The ACA was alone when it spent $4-5 million on its campaign against the CPRS two years ago.
But the wider impacts from the new incarnation of the carbon tax could result in several different campaigns against this plan from a broader alliance of business interests – especially those tied to the manufacturing industry.
After sounding out the independently researched carbon tax impacts to the coal industry to the National Press Club on Wednesday, Hillman said Gillard was forced to get out and respond to the media that evening.
“They are taking us very seriously because they know last time it [the 2009 ACA campaign] caused them an enormous amount of grief,” Hillman told ILN on Friday.
Like last time, the ACA is targeting the Hunter Valley and Illawarra regions, where most direct coal mining jobs are expected to be lost.
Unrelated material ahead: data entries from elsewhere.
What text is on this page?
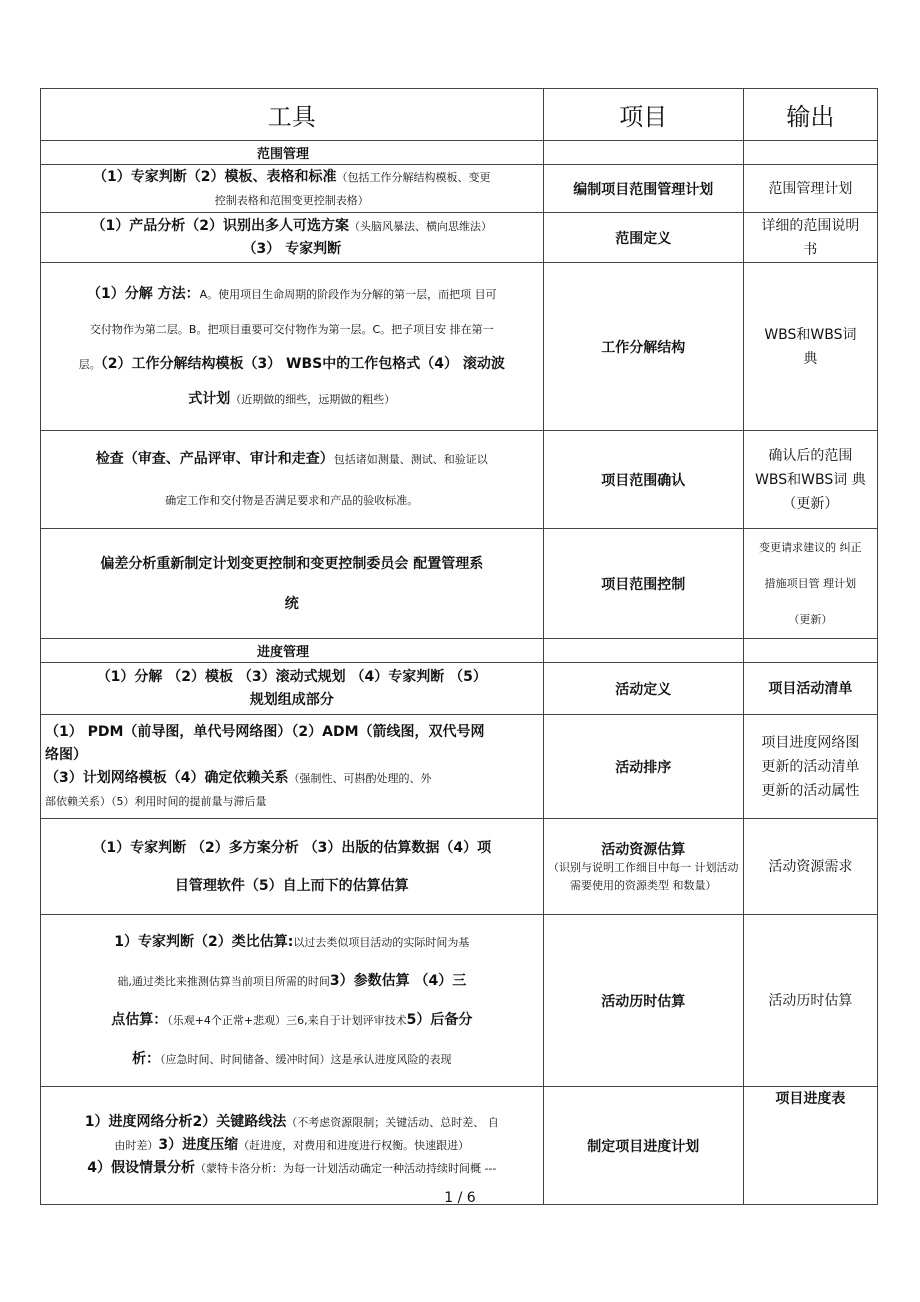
工具	项目	输出
范围管理		

（1）专家判断（2）模板、表格和标准（包括工作分解结构模板、变更
控制表格和范围变更控制表格）	编制项目范围管理计划	范围管理计划

（1）产品分析（2）识别出多人可选方案（头脑风暴法、横向思维法）
（3） 专家判断	范围定义	详细的范围说明
书

（1）分解 方法：A。使用项目生命周期的阶段作为分解的第一层，而把项 目可
交付物作为第二层。B。把项目重要可交付物作为第一层。C。把子项目安 排在第一
层。（2）工作分解结构模板（3） WBS中的工作包格式（4） 滚动波
式计划（近期做的细些，远期做的粗些）	工作分解结构	WBS和WBS词
典

检查（审查、产品评审、审计和走查）包括诸如测量、测试、和验证以
确定工作和交付物是否满足要求和产品的验收标准。	项目范围确认	确认后的范围
WBS和WBS词 典
（更新）

偏差分析重新制定计划变更控制和变更控制委员会 配置管理系
统	项目范围控制	变更请求建议的 纠正
措施项目管 理计划
（更新）

进度管理		

（1）分解 （2）模板 （3）滚动式规划 （4）专家判断 （5）
规划组成部分	活动定义	项目活动清单

（1） PDM（前导图，单代号网络图）（2）ADM（箭线图，双代号网
络图）
（3）计划网络模板（4）确定依赖关系（强制性、可斟酌处理的、外
部依赖关系）（5）利用时间的提前量与滞后量	活动排序	项目进度网络图
更新的活动清单
更新的活动属性

（1）专家判断 （2）多方案分析 （3）出版的估算数据（4）项
目管理软件（5）自上而下的估算估算	活动资源估算
（识别与说明工作细目中每一 计划活动需要使用的资源类型 和数量）	活动资源需求

1）专家判断（2）类比估算:以过去类似项目活动的实际时间为基
础,通过类比来推测估算当前项目所需的时间3）参数估算 （4）三
点估算：（乐观+4个正常+悲观）三6,来自于计划评审技术5）后备分
析：（应急时间、时间储备、缓冲时间）这是承认进度风险的表现	活动历时估算	活动历时估算

1）进度网络分析2）关键路线法（不考虑资源限制；关键活动、总时差、 自
由时差）3）进度压缩（赶进度，对费用和进度进行权衡。快速跟进）
4）假设情景分析（蒙特卡洛分析：为每一计划活动确定一种活动持续时间概 ---	制定项目进度计划	项目进度表
1 / 6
Hillman said the ACA would campaign jointly with other business groups or separately no matter what happened.
Print advertisements have already been running in the national daily newspapers and regional newspapers such as the Illawarra Mercury and the Newcastle Herald.
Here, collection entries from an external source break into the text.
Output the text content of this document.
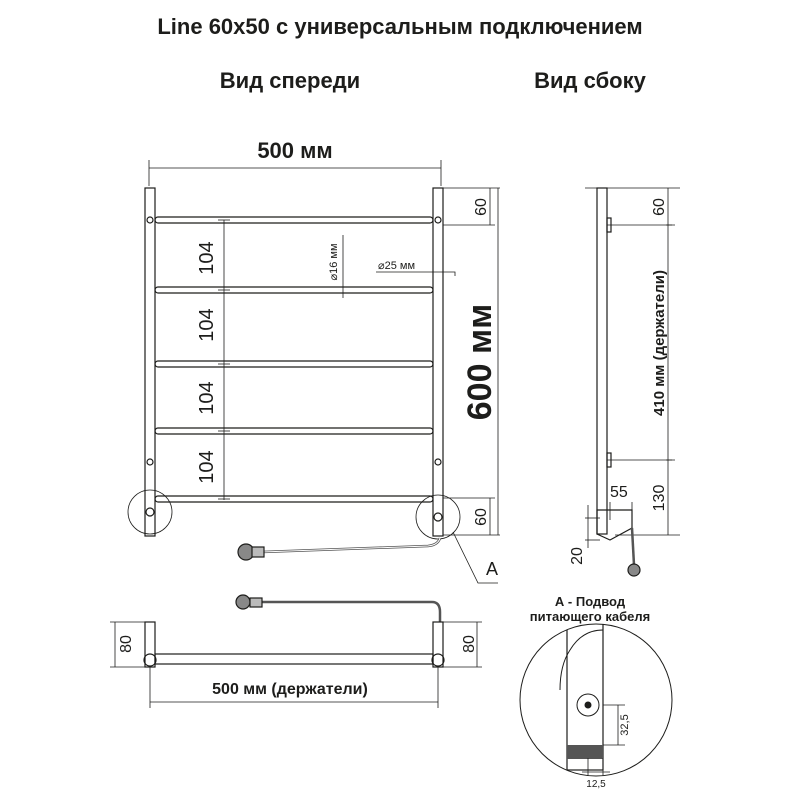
Line 60x50 с универсальным подключением
Вид спереди	Вид сбоку
500 мм
104
104
104
104
⌀16 мм	⌀25 мм
60
60
600 мм
A
60
410 мм (держатели)
130
55
20
80	80
500 мм (держатели)
А - Подвод
питающего кабеля
32,5
12,5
He said the campaign in the national and regional media would continue right up to the introduction of the carbon tax legislation in “mid August and beyond”.
Ads will run while the legislation is debated in parliament and as it goes to a vote in the Senate.
On the lobbying front, the ACA is working behind the scenes talking to Labor politicians and state premiers.
Climate Change Minister Greg Combet’s two main efforts to consult with the big coal companies have only strengthened its resolve.
In the last meeting Combet’s team only sought to discuss possible compensation measures to the coal mining industry, according to Hillman, who said compensation of $A1-1.5 billion over five years was “chicken feed” compared to the $18 billion the industry would have to pay.
“This is going to cost thousands of jobs,” he said.
“It’s going to put off investment, it’s going to close mines; it’s going to be a real tax on the competiveness of this industry.
“We have spent a lot of time explaining the facts. There is no technology available or prospective to deal with fugitive emissions from open cut mines or from mine shaft ventilation air.
“The real point of their five-year package is, once it ends, the mines that were going to close [under the carbon tax] will close.
“It may keep some mines in the Illawarra and the Hunter running for an extra three or four years but that’s it.”
Based on the government’s carbon emissions reduction target, the ACA expects the carbon tax will have to ramp up to $50 a tonne by 2019-20.
Hillman said the mines which would have to close were not necessarily the highest emitters but the operations that were marginally profitable.
While the government has focused on the amount of expansion in the Australian coal mining industry ahead, Hillman expects most growth will be in Queensland and west of Gunnedah in New South Wales under the carbon regime.
He expects 3000 direct coal mining jobs to be lost in NSW, with most lost in the Hunter Valley and the Illawarra “where miners have been living for decades”.
“That’s where the jobs are going to go so you are looking at a bit of a structural shift in the industry driven by this tax.”